Nacque, ufficialmente, come Provincia dell’Umbria, nel 1861, quando si costituì il nuovo regno d’Italia. Ma dopo pochi anni era già, anche formalmente, la Provincia di Perugia, dal nome del suo capoluogo, riunendo al circondario perugino quelli di Spoleto, Orvieto, Terni e Rieti.
Quell’Umbria della seconda metà dell’Ottocento era terra di campanili, ben più di oggi. E non poche furono le proteste e le rivendicazioni avanzate contro il regio decreto che, in applicazione del principio del decentramento amministrativo, aveva costituito le province. Reazioni piuttosto decise a Spoleto e Todi, le quali rivendicavano un ruolo più “consono” alle tradizioni storiche dei due centri; a Orvieto, che avrebbe voluto essere compresa nella provincia di Siena; a Terni e a Rieti che ritenevano invece di avere diritto ad una provincia tutta per loro. Anche perché dall’Umbria si guardava a quel che era accaduto nelle Marche, dove erano state costituite ben quattro province nonostante l’ampiezza del territorio fosse più o meno la stessa.

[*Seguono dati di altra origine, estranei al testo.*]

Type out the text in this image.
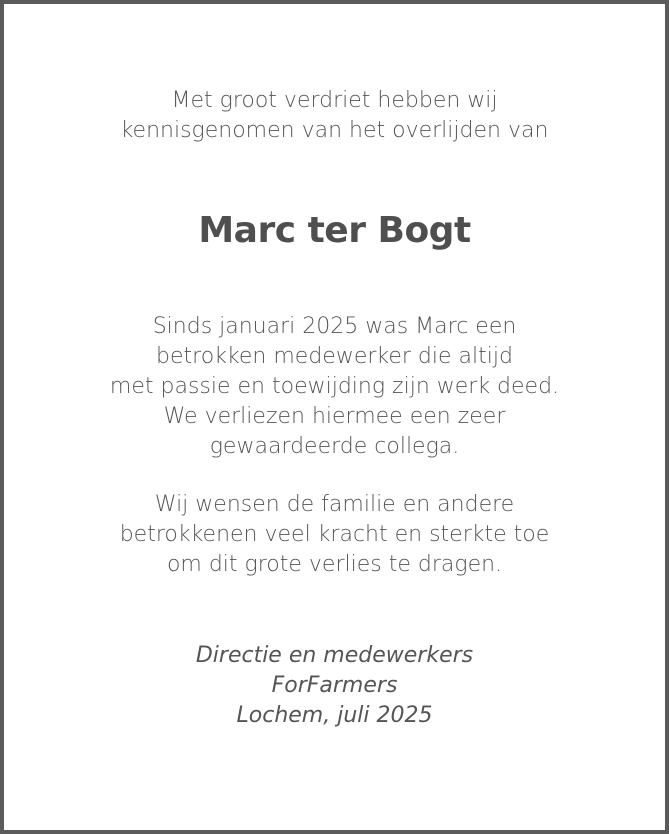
Met groot verdriet hebben wij
kennisgenomen van het overlijden van
Marc ter Bogt
Sinds januari 2025 was Marc een
betrokken medewerker die altijd
met passie en toewijding zijn werk deed.
We verliezen hiermee een zeer
gewaardeerde collega.
Wij wensen de familie en andere
betrokkenen veel kracht en sterkte toe
om dit grote verlies te dragen.
Directie en medewerkers
ForFarmers
Lochem, juli 2025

Con la suddivisione del suo vasto territorio, la Provincia di Perugia da una diventò trina con l’istituzione delle province di Rieti (passata nel territorio laziale) e Terni. La quale Terni in verità “scalciava” già da tempo rivendicando il ruolo più consono alla città che era diventata negli ultimi decenni grazie all’industrializzazione, moltiplicando in fretta abitanti ed estensione. Rivendicazioni che trovarono un fervente sostenitore in Elia Rossi Passavanti, un fascista della prima ora, formatosi alla corte di Gabriele D’Annunzio a Fiume, “ardito”, decorato con medaglia d’oro al valor militare. Un personaggio il quale andava per le spicce, non utilizzava mai giri di parole e non conosceva il significato della parola diplomazia. Passare a vie di fatto, per lui, diventava immediatamente l’unica soluzione “virile” per dirimere le questioni: non disdegnava ricorrere alla spada e risolvere con un duello le questioni più delicate.